Speaking in the final day of a week-long extradition hearing, Mark Summers QC claimed handing the case to the SFO — which reserved the right to launch a criminal prosecution against the Autonomy founder — would cause a delay of several years.
“The SFO aren’t merely not in the foothills, they haven’t got their boots on,” he claimed, adding that they would struggle to review the evidence that the US government has amassed against Mr Lynch. “The US government has that, is on top of it and is ready for trial,” he continued.
The US government is seeking to extradite Mr Lynch to face a series of criminal fraud charges in the US over the $11.1bn (£8bn) sale of his software business Autonomy to HP in 2011.
HP claims it was defrauded by Mr Lynch and Autonomy’s finance chief Sushovan Hussain.
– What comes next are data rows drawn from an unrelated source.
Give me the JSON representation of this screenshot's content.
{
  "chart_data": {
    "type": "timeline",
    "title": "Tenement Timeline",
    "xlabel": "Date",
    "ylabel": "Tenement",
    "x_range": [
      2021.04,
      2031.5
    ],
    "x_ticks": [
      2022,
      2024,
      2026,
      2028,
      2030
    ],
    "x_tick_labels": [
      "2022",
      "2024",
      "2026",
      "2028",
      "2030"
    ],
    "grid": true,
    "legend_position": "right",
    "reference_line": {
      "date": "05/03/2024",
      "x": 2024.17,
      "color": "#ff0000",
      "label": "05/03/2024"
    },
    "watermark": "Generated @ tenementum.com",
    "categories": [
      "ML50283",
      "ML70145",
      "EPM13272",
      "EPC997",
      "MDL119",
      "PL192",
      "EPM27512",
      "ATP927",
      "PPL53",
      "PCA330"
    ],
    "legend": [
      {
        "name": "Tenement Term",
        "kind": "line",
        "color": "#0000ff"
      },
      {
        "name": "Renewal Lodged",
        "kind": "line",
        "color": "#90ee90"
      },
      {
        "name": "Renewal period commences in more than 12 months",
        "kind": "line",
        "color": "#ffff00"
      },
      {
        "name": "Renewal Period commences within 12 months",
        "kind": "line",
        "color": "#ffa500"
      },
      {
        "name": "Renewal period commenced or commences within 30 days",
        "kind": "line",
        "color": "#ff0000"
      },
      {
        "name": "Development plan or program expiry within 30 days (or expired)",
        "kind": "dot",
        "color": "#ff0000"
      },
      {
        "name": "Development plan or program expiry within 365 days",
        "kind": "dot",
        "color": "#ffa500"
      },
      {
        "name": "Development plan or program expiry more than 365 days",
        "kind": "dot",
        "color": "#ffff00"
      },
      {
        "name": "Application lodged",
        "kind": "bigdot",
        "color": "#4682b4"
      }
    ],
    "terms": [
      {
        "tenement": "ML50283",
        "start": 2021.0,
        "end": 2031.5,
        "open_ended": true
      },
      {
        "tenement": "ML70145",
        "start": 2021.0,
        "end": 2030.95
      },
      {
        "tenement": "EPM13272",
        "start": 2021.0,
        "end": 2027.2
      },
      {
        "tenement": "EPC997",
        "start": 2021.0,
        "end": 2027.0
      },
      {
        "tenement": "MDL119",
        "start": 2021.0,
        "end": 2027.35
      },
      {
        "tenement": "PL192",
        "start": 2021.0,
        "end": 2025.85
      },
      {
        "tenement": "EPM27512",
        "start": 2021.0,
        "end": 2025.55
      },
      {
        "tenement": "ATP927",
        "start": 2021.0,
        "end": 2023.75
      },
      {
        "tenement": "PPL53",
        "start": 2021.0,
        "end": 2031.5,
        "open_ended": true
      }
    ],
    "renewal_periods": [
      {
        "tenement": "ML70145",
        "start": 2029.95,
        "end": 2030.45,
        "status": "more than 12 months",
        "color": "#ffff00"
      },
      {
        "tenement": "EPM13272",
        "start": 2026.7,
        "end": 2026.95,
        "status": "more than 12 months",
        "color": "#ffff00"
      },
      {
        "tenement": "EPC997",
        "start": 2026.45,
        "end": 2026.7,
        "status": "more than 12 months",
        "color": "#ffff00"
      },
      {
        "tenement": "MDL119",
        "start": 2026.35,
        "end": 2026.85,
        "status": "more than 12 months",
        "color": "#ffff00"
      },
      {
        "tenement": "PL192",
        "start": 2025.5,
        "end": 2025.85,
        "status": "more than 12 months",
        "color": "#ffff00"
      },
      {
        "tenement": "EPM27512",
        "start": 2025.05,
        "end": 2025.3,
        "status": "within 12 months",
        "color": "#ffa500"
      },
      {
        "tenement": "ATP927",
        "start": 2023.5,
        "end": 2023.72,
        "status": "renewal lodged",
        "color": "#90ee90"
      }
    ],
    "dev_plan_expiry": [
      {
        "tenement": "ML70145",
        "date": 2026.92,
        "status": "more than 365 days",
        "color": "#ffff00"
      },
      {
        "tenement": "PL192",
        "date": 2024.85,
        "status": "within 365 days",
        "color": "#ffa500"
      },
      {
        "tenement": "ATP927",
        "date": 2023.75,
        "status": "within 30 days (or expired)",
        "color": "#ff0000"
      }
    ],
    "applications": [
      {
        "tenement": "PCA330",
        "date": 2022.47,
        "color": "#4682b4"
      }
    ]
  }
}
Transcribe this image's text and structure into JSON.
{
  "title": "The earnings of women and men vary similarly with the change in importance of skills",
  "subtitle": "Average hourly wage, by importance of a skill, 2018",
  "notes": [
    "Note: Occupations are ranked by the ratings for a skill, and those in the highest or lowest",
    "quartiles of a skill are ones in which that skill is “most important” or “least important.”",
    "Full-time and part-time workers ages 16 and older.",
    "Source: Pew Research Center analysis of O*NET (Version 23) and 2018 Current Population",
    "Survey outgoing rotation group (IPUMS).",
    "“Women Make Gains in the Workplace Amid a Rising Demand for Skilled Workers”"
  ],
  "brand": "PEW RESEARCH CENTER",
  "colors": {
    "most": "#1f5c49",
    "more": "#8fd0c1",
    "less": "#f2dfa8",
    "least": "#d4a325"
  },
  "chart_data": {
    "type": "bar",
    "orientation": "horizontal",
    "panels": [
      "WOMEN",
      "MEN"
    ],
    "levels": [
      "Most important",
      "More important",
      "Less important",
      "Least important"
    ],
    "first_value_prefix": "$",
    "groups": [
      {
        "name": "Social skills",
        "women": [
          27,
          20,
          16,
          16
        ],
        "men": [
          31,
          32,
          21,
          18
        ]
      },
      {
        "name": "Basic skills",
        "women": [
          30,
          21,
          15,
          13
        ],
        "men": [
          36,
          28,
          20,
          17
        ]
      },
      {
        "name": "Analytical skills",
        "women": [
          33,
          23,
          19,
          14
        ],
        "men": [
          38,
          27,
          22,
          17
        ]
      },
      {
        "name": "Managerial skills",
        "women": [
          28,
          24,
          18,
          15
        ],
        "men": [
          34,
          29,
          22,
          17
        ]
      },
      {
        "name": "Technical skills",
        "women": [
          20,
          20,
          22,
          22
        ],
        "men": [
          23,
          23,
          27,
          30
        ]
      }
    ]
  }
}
It accuses them of underreporting the company’s costs and falsely inflating revenues and profits before the deal, including by booking hardware sales as if they were more lucrative software products.
Mr Lynch is also a defendant in a $5bn civil fraud trial brought by HP in the High Court. Mr Lynch denies wrongdoing.
Alex Bailin QC, representing Mr Lynch, denied the claims that the SFO would struggle to speedily bring a case to trial.
“The notion that the SFO could not cope with this sort of disclosure is simply pejorative speculation,” he said. “His portrayal is of an office that would be barely capable of disclosure in a case like this.”
The extradition hearing is set to resume on May 4. A decision on whether Mr Lynch will be extradited to the US is expected to be made following a verdict in the High Court trial.